= Deo Gratias Photo Studio =

Photographic Studio in Ghana

Deo Gratias Photo Studio is a photo studio in Ghana. It was founded by James Koblah Bruce Vanderpuije and sons; Isaac Hudson and Ernest John in 1922. It is the oldest operating photographic studio in Ghana. It is located in Jamestown. The studio is currently being managed by the grand daughter of J. K Bruce Vanderpuije- Kate Tamakloe Vanderpuije. "Deo Gratias" is a Latin expression which means Thanks be to God.

== History ==

Born in 1899, James belonged to a middle-class family in Jamestown in Accra, Ghana (then Gold Coast).
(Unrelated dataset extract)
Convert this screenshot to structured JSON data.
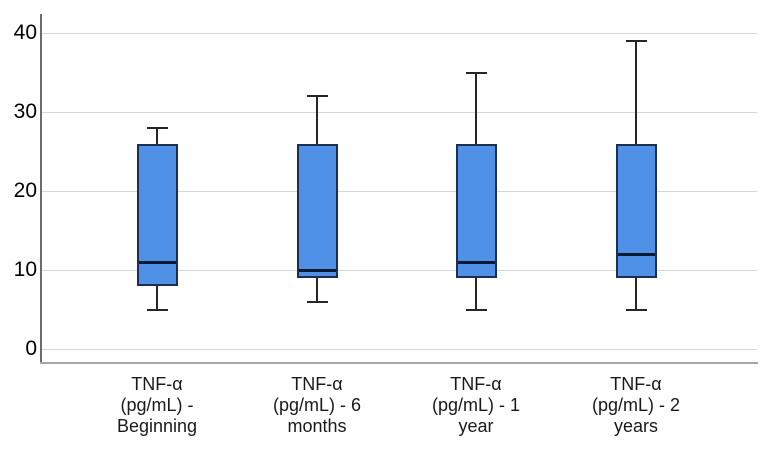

He began learning photography from his master; J.A.C. Holm when he was 20 years old. After three years of apprenticeship, he founded his own studio by the name; Deo Gratias Photo Studio. His interest in photography led him to make portraits of British and Indian families, as well as black aristocrats. Prior to the 1970s, he worked with companies to cover product launches and rebranding exercises.

Vanderpuije's son Isaac Hudson joined his father after schooling for sometime until he gained a government scholarship to study at High School for Graphic and Book Art (Hoch Schule für Grafiek und Buch Kunst), Leipzig, Germany. He was the first African to gain admission at the school's faculty of photography where he studied for five years.